"[When are you gonna learn, you can't] keep trying to save a brother that don't wanna be saved."I don't know why this line stuck out to me, but ever since I first saw Jason's Lyric, it did. And since then I've quoted it countless times - to family, to friends, to myself.
Today is one of those days where I need to say it to myself again. I'm surrounded by people that need to be saved but for one reason or another they don't want to be and it hurts.
I have super high expectations for the people that I choose to allow in my life. For those people that I have no choice, there are a select few that I hold in high regards. For all the jokes and $h!t talking that goes on in my family, I come from a lot of talented individuals - I have people that have recorded multiple hit records, went on tours, rapped and sang with celebrities, owned successful businesses, played pro sports, became successful career people, taught celebrities, have amazing singing/writing/acting skills, could've owned their own restaurant, etc. There's a lot to be proud of in my family.
These great people bred great people. Unfortunately, I got to watch so much of that greatness die by the wayside. It's disheartening. But really it's heartbreaking to watch someone you love, someone with such great greatness, destroy themselves. And lately, it seems like the people that I care about a lot are getting destroyed and it's hard to pretend like I don't care or that I'm not affected.

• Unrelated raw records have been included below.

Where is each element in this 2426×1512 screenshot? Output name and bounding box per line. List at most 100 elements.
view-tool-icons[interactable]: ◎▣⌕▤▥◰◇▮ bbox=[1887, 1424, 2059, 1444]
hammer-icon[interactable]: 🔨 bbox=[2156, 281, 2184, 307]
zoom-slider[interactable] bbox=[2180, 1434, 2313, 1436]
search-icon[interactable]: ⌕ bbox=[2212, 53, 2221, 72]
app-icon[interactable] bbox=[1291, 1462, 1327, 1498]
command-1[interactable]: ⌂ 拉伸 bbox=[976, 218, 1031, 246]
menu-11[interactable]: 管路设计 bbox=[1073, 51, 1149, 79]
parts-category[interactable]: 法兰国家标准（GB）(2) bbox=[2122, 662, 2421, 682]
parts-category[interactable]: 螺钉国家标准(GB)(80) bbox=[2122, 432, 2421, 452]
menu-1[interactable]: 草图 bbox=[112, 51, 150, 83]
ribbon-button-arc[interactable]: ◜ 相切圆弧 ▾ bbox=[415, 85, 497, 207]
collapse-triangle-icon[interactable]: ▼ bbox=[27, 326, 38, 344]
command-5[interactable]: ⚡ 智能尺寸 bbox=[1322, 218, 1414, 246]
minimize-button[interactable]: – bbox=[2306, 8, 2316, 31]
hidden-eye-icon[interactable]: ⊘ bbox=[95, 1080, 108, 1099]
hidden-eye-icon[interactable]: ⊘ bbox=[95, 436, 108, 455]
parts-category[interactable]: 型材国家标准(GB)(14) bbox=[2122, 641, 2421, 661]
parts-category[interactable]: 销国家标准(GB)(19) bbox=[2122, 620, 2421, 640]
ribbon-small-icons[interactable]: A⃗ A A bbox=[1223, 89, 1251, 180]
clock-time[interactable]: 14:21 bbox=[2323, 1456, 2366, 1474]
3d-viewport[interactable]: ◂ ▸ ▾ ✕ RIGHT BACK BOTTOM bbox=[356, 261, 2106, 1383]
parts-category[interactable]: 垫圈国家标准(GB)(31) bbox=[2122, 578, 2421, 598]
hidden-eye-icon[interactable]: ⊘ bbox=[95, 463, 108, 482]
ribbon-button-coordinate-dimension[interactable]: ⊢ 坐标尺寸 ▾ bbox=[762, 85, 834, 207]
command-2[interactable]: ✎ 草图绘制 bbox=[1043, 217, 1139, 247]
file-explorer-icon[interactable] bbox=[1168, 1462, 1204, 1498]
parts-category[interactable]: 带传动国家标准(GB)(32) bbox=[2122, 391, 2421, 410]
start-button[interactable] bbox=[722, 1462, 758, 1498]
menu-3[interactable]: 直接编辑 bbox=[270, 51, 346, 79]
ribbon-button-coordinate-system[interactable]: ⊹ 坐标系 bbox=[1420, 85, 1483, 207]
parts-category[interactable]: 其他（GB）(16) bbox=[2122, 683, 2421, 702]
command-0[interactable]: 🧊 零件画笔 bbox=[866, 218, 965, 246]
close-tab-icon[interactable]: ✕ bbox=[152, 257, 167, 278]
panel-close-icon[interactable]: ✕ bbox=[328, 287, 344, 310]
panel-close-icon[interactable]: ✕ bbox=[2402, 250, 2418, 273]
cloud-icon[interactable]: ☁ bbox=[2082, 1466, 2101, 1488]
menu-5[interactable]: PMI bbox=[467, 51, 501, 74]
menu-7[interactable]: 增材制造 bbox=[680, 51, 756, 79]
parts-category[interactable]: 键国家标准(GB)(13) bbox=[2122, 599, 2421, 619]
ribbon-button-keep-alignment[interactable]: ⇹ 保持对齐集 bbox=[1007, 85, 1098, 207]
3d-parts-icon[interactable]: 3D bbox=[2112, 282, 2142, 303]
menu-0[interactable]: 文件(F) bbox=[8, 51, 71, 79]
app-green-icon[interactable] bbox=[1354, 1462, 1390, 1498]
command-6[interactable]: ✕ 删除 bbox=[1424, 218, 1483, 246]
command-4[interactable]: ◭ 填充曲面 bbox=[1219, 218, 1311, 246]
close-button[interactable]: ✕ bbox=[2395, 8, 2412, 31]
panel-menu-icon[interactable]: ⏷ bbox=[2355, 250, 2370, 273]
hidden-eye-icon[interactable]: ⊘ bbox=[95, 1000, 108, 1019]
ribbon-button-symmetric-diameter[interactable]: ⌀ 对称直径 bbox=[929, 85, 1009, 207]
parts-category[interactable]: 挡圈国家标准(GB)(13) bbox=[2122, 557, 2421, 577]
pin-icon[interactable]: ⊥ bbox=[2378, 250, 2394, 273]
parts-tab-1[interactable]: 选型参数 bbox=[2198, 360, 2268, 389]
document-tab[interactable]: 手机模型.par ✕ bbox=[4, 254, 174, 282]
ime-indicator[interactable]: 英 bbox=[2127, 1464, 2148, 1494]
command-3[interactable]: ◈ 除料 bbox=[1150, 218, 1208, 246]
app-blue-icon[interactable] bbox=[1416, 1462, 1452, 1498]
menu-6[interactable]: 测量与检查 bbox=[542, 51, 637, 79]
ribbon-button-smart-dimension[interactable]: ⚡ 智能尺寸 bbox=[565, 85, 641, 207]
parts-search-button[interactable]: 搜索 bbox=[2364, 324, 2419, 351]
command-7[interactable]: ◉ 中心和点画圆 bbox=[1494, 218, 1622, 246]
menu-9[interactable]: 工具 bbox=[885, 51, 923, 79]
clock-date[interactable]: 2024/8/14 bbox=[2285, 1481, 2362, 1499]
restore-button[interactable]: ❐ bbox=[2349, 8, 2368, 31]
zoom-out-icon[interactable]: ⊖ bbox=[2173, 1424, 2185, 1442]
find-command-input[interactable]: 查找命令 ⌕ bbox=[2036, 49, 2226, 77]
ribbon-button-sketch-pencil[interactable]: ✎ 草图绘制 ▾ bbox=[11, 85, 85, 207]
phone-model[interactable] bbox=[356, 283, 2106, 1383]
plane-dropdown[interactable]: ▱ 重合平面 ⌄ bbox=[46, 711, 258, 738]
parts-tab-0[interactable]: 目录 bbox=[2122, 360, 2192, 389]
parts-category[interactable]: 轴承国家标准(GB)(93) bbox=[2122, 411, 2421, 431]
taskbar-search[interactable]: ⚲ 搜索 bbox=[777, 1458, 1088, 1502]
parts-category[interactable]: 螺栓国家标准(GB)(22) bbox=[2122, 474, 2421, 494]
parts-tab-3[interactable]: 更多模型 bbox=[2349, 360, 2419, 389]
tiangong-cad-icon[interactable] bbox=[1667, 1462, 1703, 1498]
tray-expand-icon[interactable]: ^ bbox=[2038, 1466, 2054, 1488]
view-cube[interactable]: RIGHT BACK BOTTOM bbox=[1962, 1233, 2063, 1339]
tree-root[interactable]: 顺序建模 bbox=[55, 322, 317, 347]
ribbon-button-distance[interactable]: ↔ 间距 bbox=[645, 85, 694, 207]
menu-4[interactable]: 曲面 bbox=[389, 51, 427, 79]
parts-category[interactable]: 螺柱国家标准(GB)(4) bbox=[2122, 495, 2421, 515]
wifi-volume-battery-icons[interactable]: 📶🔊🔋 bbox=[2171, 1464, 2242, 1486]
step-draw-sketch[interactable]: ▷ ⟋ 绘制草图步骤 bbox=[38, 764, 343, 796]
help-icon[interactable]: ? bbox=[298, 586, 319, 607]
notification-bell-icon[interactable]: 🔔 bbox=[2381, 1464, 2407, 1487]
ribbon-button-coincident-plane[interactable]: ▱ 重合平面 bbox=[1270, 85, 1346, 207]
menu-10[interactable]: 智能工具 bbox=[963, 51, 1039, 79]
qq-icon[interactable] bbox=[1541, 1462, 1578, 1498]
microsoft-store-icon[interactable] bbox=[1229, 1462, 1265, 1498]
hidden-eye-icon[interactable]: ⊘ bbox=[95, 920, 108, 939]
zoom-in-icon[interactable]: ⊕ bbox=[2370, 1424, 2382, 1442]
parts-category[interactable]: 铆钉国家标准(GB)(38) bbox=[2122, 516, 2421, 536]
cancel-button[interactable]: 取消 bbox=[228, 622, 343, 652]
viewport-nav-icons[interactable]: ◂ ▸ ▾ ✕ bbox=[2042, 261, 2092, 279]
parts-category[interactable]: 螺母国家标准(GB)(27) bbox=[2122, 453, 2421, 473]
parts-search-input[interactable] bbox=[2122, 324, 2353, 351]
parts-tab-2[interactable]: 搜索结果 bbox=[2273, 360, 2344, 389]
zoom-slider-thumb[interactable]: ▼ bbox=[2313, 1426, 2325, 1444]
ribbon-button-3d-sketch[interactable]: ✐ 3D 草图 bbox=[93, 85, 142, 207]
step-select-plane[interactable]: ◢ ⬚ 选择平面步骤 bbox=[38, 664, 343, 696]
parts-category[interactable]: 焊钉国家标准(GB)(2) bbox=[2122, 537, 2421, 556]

I'm all about accountability and consequences for your actions. It's hard to have sympathy for someone that put themselves in a bad situation, no matter how jacked up it gets. But at the same time, I want better for them. Why? Because I know they're capable of better. I want to remove them from the situation they're in. I want to remove all their vices and distractions. I want to slap them upside the head and say "Hey stupid! Wake up. Don't you see you're killing yourself?! Don't you see you're hurting the people around you?! We love you but you have got to do better. You have got to get it together!!!" But I know that will do no good.
There is only one Savior and His name isn't Taija Jenkins. I know at the end of the day, I can't keep tryna save a brother that don't wanna be saved. So I'm forced to sit on the sidelines and watch those I love go through what I feel is unnecessary troubles, drama and destruction and hope and pray to God that they get it together before it's too late. And that hurts like hell!